WEST PALM BEACH, Fla. — It's been one month since the surprise Hamas attack on Israel and on Tuesday, Florida lawmakers pledged support to help keep Jewish students and families safe.
During this week's Florida special session, the House approved a bill that will funnel millions of dollars to Jewish day schools, preschools and community centers to increase security.
State Representative Randy Fine sponsored the bill and spoke passionately on the House floor.
"We're going to allocate $45 million that's not going to help a single child learn how to read or do math, or learn history," he said, "it's going to be to keep children safe."

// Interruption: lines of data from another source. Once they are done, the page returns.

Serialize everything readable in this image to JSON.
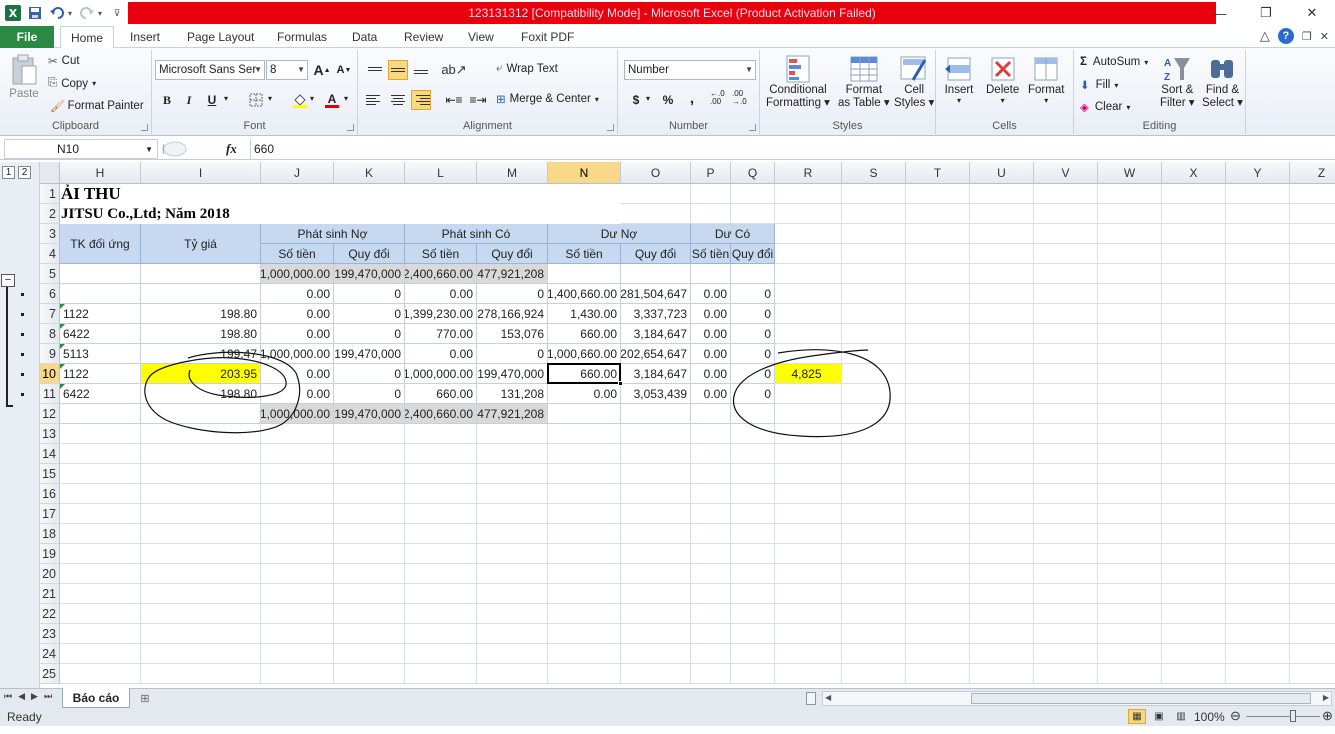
{
  "window": {
    "title": "123131312  [Compatibility Mode]  -  Microsoft Excel (Product Activation Failed)",
    "title_bar_color": "#e8000c",
    "controls": {
      "minimize": "—",
      "restore": "❐",
      "close": "✕"
    }
  },
  "ribbon_tabs": {
    "file": "File",
    "tabs": [
      "Home",
      "Insert",
      "Page Layout",
      "Formulas",
      "Data",
      "Review",
      "View",
      "Foxit PDF"
    ],
    "active": "Home"
  },
  "ribbon": {
    "clipboard": {
      "paste": "Paste",
      "cut": "Cut",
      "copy": "Copy",
      "format_painter": "Format Painter",
      "label": "Clipboard"
    },
    "font": {
      "name": "Microsoft Sans Ser",
      "size": "8",
      "bold": "B",
      "italic": "I",
      "underline": "U",
      "label": "Font"
    },
    "alignment": {
      "wrap_text": "Wrap Text",
      "merge_center": "Merge & Center",
      "label": "Alignment"
    },
    "number": {
      "format": "Number",
      "currency": "$",
      "percent": "%",
      "comma": ",",
      "inc_decimal": "←.0\n.00",
      "dec_decimal": ".00\n→.0",
      "label": "Number"
    },
    "styles": {
      "conditional": [
        "Conditional",
        "Formatting"
      ],
      "format_table": [
        "Format",
        "as Table"
      ],
      "cell_styles": [
        "Cell",
        "Styles"
      ],
      "label": "Styles"
    },
    "cells": {
      "insert": "Insert",
      "delete": "Delete",
      "format": "Format",
      "label": "Cells"
    },
    "editing": {
      "autosum": "AutoSum",
      "fill": "Fill",
      "clear": "Clear",
      "sort": [
        "Sort &",
        "Filter"
      ],
      "find": [
        "Find &",
        "Select"
      ],
      "label": "Editing"
    }
  },
  "formula_bar": {
    "name_box": "N10",
    "fx": "fx",
    "value": "660"
  },
  "outline": {
    "levels": [
      "1",
      "2"
    ],
    "collapse": "−"
  },
  "columns": [
    "H",
    "I",
    "J",
    "K",
    "L",
    "M",
    "N",
    "O",
    "P",
    "Q",
    "R",
    "S",
    "T",
    "U",
    "V",
    "W",
    "X",
    "Y",
    "Z"
  ],
  "rows": [
    "1",
    "2",
    "3",
    "4",
    "5",
    "6",
    "7",
    "8",
    "9",
    "10",
    "11",
    "12",
    "13",
    "14",
    "15",
    "16",
    "17",
    "18",
    "19",
    "20",
    "21",
    "22",
    "23",
    "24",
    "25"
  ],
  "sheet": {
    "title": "ẢI THU",
    "subtitle": "JITSU Co.,Ltd; Năm 2018",
    "headers": {
      "tk_doi_ung": "TK đối ứng",
      "ty_gia": "Tỷ giá",
      "phat_sinh_no": "Phát sinh Nợ",
      "phat_sinh_co": "Phát sinh Có",
      "du_no": "Dư Nợ",
      "du_co": "Dư Có",
      "so_tien": "Số tiền",
      "quy_doi": "Quy đổi"
    },
    "data_rows": [
      {
        "row": "5",
        "H": "",
        "I": "",
        "J": "1,000,000.00",
        "K": "199,470,000",
        "L": "2,400,660.00",
        "M": "477,921,208",
        "N": "",
        "O": "",
        "P": "",
        "Q": ""
      },
      {
        "row": "6",
        "H": "",
        "I": "",
        "J": "0.00",
        "K": "0",
        "L": "0.00",
        "M": "0",
        "N": "1,400,660.00",
        "O": "281,504,647",
        "P": "0.00",
        "Q": "0"
      },
      {
        "row": "7",
        "H": "1122",
        "I": "198.80",
        "J": "0.00",
        "K": "0",
        "L": "1,399,230.00",
        "M": "278,166,924",
        "N": "1,430.00",
        "O": "3,337,723",
        "P": "0.00",
        "Q": "0"
      },
      {
        "row": "8",
        "H": "6422",
        "I": "198.80",
        "J": "0.00",
        "K": "0",
        "L": "770.00",
        "M": "153,076",
        "N": "660.00",
        "O": "3,184,647",
        "P": "0.00",
        "Q": "0"
      },
      {
        "row": "9",
        "H": "5113",
        "I": "199.47",
        "J": "1,000,000.00",
        "K": "199,470,000",
        "L": "0.00",
        "M": "0",
        "N": "1,000,660.00",
        "O": "202,654,647",
        "P": "0.00",
        "Q": "0"
      },
      {
        "row": "10",
        "H": "1122",
        "I": "203.95",
        "J": "0.00",
        "K": "0",
        "L": "1,000,000.00",
        "M": "199,470,000",
        "N": "660.00",
        "O": "3,184,647",
        "P": "0.00",
        "Q": "0",
        "R": "4,825"
      },
      {
        "row": "11",
        "H": "6422",
        "I": "198.80",
        "J": "0.00",
        "K": "0",
        "L": "660.00",
        "M": "131,208",
        "N": "0.00",
        "O": "3,053,439",
        "P": "0.00",
        "Q": "0"
      },
      {
        "row": "12",
        "H": "",
        "I": "",
        "J": "1,000,000.00",
        "K": "199,470,000",
        "L": "2,400,660.00",
        "M": "477,921,208",
        "N": "",
        "O": "",
        "P": "",
        "Q": ""
      }
    ],
    "header_fill": "#c6d9f0",
    "total_fill": "#d9d9d9",
    "highlight_fill": "#ffff00"
  },
  "sheet_tabs": {
    "active": "Báo cáo"
  },
  "status": {
    "mode": "Ready",
    "zoom": "100%"
  }
}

The bill does two things. It funds a Nonprofit Security Grant Program under the Division of Emergency Management with $20 million that can go to nonprofit organizations, including houses of worship, schools, museums and community centers that are at high risk for violent attacks or hate crimes. The money can be used to physically harden locations, as well as to hire and train security.
It sets aside another $25 million specifically for Jewish day schools and preschools to increase their security. Those funds will be under the Department of Education. Fifteen million of it will be for grants for hardening security measures and the other $10 million will be for grants for things, such as hiring and training security personnel.
Marc Hopin is the CEO of Alpert Jewish Family Service. He was in Tallahassee days after the Oct. 7 attack and spoke to lawmakers about the issue.
"I don't believe it was my idea," he said, "but I did suggest that the governor allocate some funds to provide security to the Jewish community given what has happened."
Hopin said the past month has been unlike anything he's ever experienced.
"What happened on 10/7, it's like there must have been a cork on this antisemitism bottle and it just popped off like a bad bottle of champagne. It's just pouring out and making a mess in the Jewish community," he said. "Every day we are getting calls from someone asking us to help them, just process what's going on and letting them know that it is OK to be mad, to be angry, to be sad, to be crying. But it's also still OK to go on with your life."
Hopin said he has increased security at his own facility, adding an armed officer. He's grateful for this new legislation and looks forward to applying for the funds once the bill passes the Senate and is signed into law.
"I think it's terrific and our large Jewish population here, it's so appropriate that our legislators in Tallahassee are coming to our security assistance right now," he said.
However, Hopin is also focused on the hope and the miracles he sees in the community every day.
Parent Ifat Aloni is happy about the legislation.
"We feel unsafe and I think a Jewish school is a big target," she said. "When we bring more money to get more security, it will make the kids feel safer and also for the parents to feel protected too."
Jewish Family Service is hosting support groups for people struggling with the events unfolding in Israel.